What I have learned over the years is that suffering stretches the soul like nothing else can, expanding the room in which God can fill us with Himself. In our agony, this might seem like a consolation prize, not a blessing. But when we know Him, truly and thoroughly, that means, the deepest part of us, the part that wants, is filled to overflowing with hope. (Romans 15:13). That hope is the only anchor powerful enough to hold us steady even as suffering beats upon us. This hope has a direct line to the throne room of God where every ounce of our pain has already been washed away, and more than that, has been redeemed. It’s the recorded and certain part of our story where praise, pleasure and satisfaction go on forever. It’s the exquisite answer to everything our souls beg for on this earth, both in and out of suffering. In heaven, pain will be exchanged for praise, and in ways we can’t presently conceive, we will eagerly require it and be shocked we didn’t harness its power and purpose every chance we could on the earth...especially in suffering.  

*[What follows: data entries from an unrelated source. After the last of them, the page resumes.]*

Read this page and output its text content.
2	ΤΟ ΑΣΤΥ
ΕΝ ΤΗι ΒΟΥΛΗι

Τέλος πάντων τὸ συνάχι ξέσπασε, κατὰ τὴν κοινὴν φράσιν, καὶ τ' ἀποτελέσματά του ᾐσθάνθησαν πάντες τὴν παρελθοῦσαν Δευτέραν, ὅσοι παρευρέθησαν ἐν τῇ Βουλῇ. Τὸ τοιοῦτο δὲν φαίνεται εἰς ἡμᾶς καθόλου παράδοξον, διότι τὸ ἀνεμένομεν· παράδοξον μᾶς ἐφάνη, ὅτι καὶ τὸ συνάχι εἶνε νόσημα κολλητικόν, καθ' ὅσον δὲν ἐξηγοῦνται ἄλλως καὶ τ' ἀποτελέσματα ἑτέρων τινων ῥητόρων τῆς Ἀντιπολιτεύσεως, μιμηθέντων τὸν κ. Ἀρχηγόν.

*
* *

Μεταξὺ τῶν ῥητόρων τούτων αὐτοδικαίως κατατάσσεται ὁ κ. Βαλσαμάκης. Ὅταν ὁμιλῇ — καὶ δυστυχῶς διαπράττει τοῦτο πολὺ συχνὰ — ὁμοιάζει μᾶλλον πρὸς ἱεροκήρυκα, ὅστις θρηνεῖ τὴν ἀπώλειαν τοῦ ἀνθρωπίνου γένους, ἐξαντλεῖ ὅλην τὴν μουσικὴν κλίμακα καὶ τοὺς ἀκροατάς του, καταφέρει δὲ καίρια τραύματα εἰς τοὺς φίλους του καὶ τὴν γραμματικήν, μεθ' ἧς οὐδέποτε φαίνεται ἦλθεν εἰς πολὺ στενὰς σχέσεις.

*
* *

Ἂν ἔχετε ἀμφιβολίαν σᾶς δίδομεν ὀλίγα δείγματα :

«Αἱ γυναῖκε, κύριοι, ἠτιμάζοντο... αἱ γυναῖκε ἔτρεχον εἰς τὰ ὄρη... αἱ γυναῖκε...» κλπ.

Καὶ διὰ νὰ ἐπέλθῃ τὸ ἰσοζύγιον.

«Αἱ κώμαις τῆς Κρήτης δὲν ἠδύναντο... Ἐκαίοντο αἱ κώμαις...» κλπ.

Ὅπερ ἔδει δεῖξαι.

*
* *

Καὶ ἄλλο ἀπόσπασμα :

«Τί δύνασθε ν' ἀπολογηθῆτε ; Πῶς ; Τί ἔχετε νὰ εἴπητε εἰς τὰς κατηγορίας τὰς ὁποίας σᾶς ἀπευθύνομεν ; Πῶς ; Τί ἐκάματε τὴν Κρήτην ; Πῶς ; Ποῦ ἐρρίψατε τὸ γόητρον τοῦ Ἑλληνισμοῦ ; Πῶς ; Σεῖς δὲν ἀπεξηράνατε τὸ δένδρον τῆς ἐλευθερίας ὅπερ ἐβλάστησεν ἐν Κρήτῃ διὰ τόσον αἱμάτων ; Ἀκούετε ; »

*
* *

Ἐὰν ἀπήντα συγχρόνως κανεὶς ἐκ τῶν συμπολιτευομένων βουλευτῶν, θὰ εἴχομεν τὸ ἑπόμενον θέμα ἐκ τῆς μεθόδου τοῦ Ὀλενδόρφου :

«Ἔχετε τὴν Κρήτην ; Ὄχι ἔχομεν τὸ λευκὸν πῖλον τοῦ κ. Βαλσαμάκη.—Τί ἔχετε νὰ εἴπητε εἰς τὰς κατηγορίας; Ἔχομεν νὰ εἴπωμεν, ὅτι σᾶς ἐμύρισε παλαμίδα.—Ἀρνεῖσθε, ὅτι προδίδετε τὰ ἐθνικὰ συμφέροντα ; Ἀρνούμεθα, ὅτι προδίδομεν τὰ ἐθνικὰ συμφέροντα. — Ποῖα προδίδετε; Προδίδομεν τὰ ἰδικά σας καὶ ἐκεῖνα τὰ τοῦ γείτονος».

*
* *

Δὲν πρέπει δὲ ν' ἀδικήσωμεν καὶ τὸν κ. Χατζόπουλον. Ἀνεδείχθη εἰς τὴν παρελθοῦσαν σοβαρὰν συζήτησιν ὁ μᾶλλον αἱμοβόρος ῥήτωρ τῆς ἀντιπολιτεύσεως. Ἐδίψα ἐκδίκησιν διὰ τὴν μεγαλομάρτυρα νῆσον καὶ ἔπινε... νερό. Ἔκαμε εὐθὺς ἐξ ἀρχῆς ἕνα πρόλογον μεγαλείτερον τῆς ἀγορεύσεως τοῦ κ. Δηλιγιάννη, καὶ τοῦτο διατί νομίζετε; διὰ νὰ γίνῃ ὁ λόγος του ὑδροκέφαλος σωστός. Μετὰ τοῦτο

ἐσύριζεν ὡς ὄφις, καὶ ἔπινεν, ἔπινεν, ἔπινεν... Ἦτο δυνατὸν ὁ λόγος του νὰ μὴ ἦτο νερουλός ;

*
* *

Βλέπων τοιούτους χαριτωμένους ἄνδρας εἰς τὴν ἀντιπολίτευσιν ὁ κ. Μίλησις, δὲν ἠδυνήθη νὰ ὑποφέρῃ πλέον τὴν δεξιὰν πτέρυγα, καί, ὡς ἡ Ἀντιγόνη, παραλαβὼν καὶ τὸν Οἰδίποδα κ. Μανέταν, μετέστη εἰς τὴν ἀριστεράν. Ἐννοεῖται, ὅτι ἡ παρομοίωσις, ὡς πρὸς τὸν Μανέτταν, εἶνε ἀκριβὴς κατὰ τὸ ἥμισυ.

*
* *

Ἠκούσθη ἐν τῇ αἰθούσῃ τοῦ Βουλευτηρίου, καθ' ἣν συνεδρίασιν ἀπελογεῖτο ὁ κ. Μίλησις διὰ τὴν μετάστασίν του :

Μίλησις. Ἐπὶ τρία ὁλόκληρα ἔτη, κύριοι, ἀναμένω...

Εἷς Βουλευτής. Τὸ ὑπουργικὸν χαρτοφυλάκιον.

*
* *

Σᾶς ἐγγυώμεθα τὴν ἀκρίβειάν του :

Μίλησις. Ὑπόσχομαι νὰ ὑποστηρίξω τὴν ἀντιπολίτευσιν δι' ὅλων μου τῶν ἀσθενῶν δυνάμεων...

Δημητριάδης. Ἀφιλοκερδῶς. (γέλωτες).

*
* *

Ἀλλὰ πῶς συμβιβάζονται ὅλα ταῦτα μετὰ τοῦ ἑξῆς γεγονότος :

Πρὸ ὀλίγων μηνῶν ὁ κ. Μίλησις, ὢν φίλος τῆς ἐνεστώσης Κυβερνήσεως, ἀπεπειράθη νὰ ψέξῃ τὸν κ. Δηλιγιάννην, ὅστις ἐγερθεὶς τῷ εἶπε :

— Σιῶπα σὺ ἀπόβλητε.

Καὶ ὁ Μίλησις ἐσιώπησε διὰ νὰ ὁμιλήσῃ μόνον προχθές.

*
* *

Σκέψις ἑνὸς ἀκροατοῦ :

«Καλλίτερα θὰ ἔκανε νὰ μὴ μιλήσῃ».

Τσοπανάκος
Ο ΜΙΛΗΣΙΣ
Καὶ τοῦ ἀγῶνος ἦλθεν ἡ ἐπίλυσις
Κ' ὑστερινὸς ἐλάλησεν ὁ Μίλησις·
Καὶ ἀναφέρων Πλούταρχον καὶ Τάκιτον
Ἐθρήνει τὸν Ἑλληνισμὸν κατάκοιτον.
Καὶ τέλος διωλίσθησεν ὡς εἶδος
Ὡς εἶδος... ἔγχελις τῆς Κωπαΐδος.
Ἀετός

Friend, are you hurting? Has your life known the depths of sorrow? Are you shaking a fist at the sky? Do you want to call Him Savior and yet feel He has betrayed you? Dropped you without thought into your current mess and misery? Right now, your anguish can be spiritually translated into the intrinsic need and want to know God and to worship Him. It’s the nucleus of who we are. Our very cells are thirsty for the Living Water. And joy of all joy, He suffered first, and the most, so we would never have to suffer without Him. Listen to His urgent and tender plea given to His beloved friends just hours before His death; “I have told you these things so that in me you may have peace; in this world you will have trouble, but take heart, (have courage to live with expectation even as you suffer) I have overcome the world.” (John 16:33, NIV, emphasis added). Our champion, Jesus, has demolished every hurtful, hateful and hellish reason we moan and mourn in this world. This is why we can praise even as He gives and takes like the tide. The question is how? How do we worship Him even as we weep. For me grieving praise looks like this:

“God, I am doubting your perfection and love, but I praise you for giving me a faith deeper than my questions and accusations. You Lord, even in this horror, are perfect in all of your ways.”

“I praise you risen Jesus that you are present with me, even though I can see nothing but darkness. I praise you for the promise that You are close to the broken hearted and save the crushed in spirit. That means whether I see you or not, You are here saving me.”

“Father, I am angrier and more sad than I knew was humanly possible to experience and still live. But, I praise You God, for you do exceedingly, abundantly more than all we can ask or imagine. May your spirit imagine within me and may your peace and love come quickly.”

Praise is powerful. Praise is a weapon. Praise is petitioning the promises of God. Our Savior will answer…just as sure as there is sand in the sea.